How important are they? Both are of great importance. In financial planning they are the building blocks. Where you can turn to no one when a crisis blows up nobody wants to be in a situation. If the bread winner of your family suddenly dies or when a member gets hospitalized borrowing money from private lenders would be the last thing that you would like to end up doing.  If they cannot afford a permanent life insurance small investors should have these two all the time. Every time it would expire so you are always covered  it will be beneficial if you would renew it.

What are the differences between the two? These two are intended for different purposes. The emergency fund is for urgent situations that do not necessarily involve death of the person who built it. Rather, it is projected for unexpected pregnancy, sudden unemployment, getting affected by the occurrence of natural disasters and other related incidents. Meanwhile, the term life insurance is for the compensation of your beneficiaries should the insured meets an untimely demise. The first can be withdrawn right away as it is usually stored into a bank account whereas the proceeds in the other can only be withdrawn upon the death of the insured individual or when the duration comes to an end.

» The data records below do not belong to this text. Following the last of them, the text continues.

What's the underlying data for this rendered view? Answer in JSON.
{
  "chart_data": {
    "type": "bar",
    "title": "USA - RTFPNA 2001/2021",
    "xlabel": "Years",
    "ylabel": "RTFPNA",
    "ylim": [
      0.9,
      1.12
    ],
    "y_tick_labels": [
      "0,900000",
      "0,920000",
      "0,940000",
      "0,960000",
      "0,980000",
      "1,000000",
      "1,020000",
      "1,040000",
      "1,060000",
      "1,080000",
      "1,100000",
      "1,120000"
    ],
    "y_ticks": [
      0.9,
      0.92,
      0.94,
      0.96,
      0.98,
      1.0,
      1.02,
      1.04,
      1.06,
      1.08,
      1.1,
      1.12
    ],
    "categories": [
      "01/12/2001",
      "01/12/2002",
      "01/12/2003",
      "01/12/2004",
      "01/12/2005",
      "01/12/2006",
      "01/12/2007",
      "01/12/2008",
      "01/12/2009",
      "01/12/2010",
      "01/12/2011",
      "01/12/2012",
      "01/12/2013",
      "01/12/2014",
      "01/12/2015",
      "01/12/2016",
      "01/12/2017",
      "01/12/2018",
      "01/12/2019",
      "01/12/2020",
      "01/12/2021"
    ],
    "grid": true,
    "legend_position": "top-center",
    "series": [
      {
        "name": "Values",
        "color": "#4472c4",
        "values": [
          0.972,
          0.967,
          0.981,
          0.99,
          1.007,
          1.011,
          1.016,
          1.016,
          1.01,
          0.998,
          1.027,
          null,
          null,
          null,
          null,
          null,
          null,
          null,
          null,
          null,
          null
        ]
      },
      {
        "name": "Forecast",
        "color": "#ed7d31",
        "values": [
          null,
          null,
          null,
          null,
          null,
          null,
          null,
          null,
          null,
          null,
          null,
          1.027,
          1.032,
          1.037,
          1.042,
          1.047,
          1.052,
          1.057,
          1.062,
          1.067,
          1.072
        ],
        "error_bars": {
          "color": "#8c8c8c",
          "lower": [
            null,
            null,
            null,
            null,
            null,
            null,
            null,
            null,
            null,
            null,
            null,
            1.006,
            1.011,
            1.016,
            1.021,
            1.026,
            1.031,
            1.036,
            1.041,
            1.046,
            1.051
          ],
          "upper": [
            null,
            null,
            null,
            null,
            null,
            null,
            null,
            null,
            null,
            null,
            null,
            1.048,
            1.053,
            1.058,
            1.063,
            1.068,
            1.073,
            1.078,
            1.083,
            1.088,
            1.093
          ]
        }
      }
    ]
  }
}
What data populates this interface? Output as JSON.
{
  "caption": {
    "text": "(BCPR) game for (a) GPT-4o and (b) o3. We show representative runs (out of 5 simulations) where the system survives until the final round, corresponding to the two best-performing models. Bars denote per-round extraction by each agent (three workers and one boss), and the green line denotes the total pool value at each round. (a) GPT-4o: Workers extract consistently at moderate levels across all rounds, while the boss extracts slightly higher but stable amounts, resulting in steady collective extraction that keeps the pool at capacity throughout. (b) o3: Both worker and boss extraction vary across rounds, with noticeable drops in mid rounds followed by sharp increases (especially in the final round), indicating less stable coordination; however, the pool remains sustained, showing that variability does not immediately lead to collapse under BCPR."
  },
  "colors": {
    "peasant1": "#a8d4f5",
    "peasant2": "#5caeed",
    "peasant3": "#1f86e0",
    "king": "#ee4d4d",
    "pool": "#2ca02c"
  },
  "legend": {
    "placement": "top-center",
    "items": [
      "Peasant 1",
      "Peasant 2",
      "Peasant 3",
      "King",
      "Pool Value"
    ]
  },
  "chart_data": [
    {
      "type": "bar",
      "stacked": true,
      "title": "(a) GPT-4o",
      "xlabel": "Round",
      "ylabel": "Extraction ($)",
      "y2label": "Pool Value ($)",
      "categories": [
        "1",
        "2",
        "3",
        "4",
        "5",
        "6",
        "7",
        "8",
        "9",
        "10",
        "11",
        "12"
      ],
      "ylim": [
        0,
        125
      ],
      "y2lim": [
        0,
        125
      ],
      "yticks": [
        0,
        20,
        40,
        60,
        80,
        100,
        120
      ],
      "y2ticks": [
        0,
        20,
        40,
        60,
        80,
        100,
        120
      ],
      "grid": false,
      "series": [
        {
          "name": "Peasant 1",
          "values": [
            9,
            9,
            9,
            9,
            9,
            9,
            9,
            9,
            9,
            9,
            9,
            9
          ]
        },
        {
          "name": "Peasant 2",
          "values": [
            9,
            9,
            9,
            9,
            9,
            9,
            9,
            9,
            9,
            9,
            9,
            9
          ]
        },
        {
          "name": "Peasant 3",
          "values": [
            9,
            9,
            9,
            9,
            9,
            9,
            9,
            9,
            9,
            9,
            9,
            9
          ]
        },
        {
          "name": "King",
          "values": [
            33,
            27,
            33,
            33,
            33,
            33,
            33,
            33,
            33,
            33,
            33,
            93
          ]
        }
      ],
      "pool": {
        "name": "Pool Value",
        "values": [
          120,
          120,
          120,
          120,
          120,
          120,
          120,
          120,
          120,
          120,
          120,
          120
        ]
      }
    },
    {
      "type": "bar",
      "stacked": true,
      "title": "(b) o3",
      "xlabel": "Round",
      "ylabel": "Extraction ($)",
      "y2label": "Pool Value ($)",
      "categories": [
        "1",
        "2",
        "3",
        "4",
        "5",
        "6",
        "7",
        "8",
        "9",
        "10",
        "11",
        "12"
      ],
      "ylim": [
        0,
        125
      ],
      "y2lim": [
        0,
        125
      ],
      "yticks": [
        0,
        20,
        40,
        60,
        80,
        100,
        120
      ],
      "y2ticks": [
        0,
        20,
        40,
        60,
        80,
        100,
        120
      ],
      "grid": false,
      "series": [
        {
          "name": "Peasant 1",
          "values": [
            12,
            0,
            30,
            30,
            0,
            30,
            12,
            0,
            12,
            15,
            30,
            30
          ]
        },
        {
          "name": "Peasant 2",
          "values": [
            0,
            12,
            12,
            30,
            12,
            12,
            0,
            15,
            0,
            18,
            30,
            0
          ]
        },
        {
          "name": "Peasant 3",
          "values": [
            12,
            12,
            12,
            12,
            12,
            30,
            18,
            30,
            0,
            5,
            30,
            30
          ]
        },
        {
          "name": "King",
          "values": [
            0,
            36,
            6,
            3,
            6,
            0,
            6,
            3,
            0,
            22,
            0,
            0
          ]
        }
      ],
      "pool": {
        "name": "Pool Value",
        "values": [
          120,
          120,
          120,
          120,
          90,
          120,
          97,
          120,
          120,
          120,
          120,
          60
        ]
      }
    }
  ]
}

Why are they associated to each other? As an emergency they are often linked with each other most of the time as an early death of a person can be deemed. In the case of the demise of the bread earner of the family this is true. The flow of income of the household will cease leading to more financial problems upon the incident. In your emergency fund that you can withdraw at the time when a crisis arises the lump sum that the beneficiaries will receive from the insurer is likened to the money. To some extent both offers security on urgent situations and their nature is the same.

Is it possible to arrange your emergency fund using your term life insurance? In a way you can do that. While the agreement is ongoing  you cannot withdraw the money that you are paying to the insurance firm as the terms and conditions would still apply of course. Upon your death  your beneficiary will receive money only since the contract is binding. If you will treat such incident an urgent situation, then your term life insurance can function as an emergency fund in a way however. this perspective, the “fund” might be bigger than you could have saved. Though that this will always be the scenario you cannot expect.  Should the latter be treated as a security blanket?

As one you should not treat the two ideally. You will save up for an emergency fund as well as it will be best if aside from availing of a term life insurance. From insurance companies there are reported cases of insured individuals who fake deaths so that their beneficiaries can claim a lump sum. Because they have not saved up for emergencies which sprang up it is very possible that they have resorted to such act.  To be always prepared so you can conquer everything that life will throw at you it pays.